27 abr. 2011

Él la amó hasta el día en que se marchó.

Recuerdo la última vez que vi tus ojos.

-¡Dariela!- Gritaba para que pudieras escucharme desde el segundo piso.

Tú y tus melenas alborotadas por encima de tus hombros, de tantos colores ya no sé cuál es el natural.

-Uno, dos, tres, cuatro... ¿Cuántos panes piensas llevar?-
-Los necesarios para no morir de hambre.
-No mueres de hambre tú, pero sí media población del país.
-Jajaja.. ¡No inventes!
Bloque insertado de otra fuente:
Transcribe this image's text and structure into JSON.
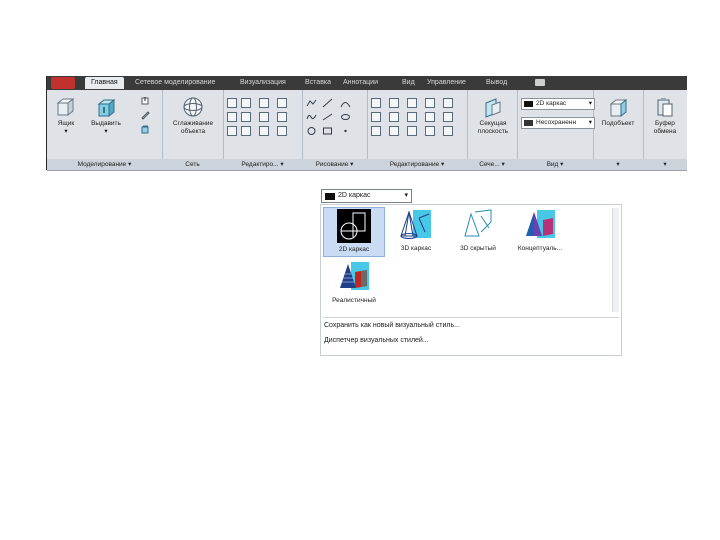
{
  "ribbon": {
    "tabs": [
      {
        "label": "Главная",
        "active": true
      },
      {
        "label": "Сетевое моделирование",
        "active": false
      },
      {
        "label": "Визуализация",
        "active": false
      },
      {
        "label": "Вставка",
        "active": false
      },
      {
        "label": "Аннотации",
        "active": false
      },
      {
        "label": "Вид",
        "active": false
      },
      {
        "label": "Управление",
        "active": false
      },
      {
        "label": "Вывод",
        "active": false
      }
    ],
    "panels": {
      "modeling": {
        "footer": "Моделирование ▾",
        "box_label": "Ящик",
        "extrude_label": "Выдавить"
      },
      "mesh": {
        "footer": "Сеть",
        "smooth_label_1": "Сглаживание",
        "smooth_label_2": "объекта"
      },
      "edit": {
        "footer": "Редактиро... ▾"
      },
      "draw": {
        "footer": "Рисование ▾"
      },
      "modify": {
        "footer": "Редактирование ▾"
      },
      "section": {
        "footer": "Сече... ▾",
        "plane_label_1": "Секущая",
        "plane_label_2": "плоскость"
      },
      "view": {
        "footer": "Вид ▾",
        "visual_style": "2D каркас",
        "shading": "Несохраненн"
      },
      "subobject": {
        "label": "Подобъект",
        "footer": "▾"
      },
      "clipboard": {
        "label_1": "Буфер",
        "label_2": "обмена",
        "footer": "▾"
      }
    }
  },
  "visual_style_dropdown": {
    "current": "2D каркас",
    "items": [
      {
        "label": "2D каркас",
        "selected": true
      },
      {
        "label": "3D каркас",
        "selected": false
      },
      {
        "label": "3D скрытый",
        "selected": false
      },
      {
        "label": "Концептуаль...",
        "selected": false
      },
      {
        "label": "Реалистичный",
        "selected": false
      }
    ],
    "commands": [
      "Сохранить как новый визуальный стиль...",
      "Диспетчер визуальных стилей..."
    ]
  },
  "colors": {
    "ribbon_bg": "#dfe3e8",
    "tabbar_bg": "#3a3a3a",
    "app_button": "#c0312f",
    "selection": "#c9dcf3",
    "thumb_cyan": "#47c8e6"
  }
}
Son poquitos. ¡No me guardes comida!- Así se fue tu voz y la puerta que tiraste para cerrar.

Aquella noche no dormí, pensándote; no dormí, llorándote; no dormí, odiándote y odiando cada palabra que no dijiste al marcharte, cada sentido que perdiste, porque los perdiste todos estando viva, incluso también cuando moriste. Y es que los panes sirven para los locos después de haber sido arrollada por un auto y la llamada que recibí sirvió solo para que dijera que no cerraran tus ojos hasta yo llegar.

Y así los vi, por última vez, confirmando el brillo que ya no está por falta de tu espíritu, y el color de tu cabello parecía igual al pavimento.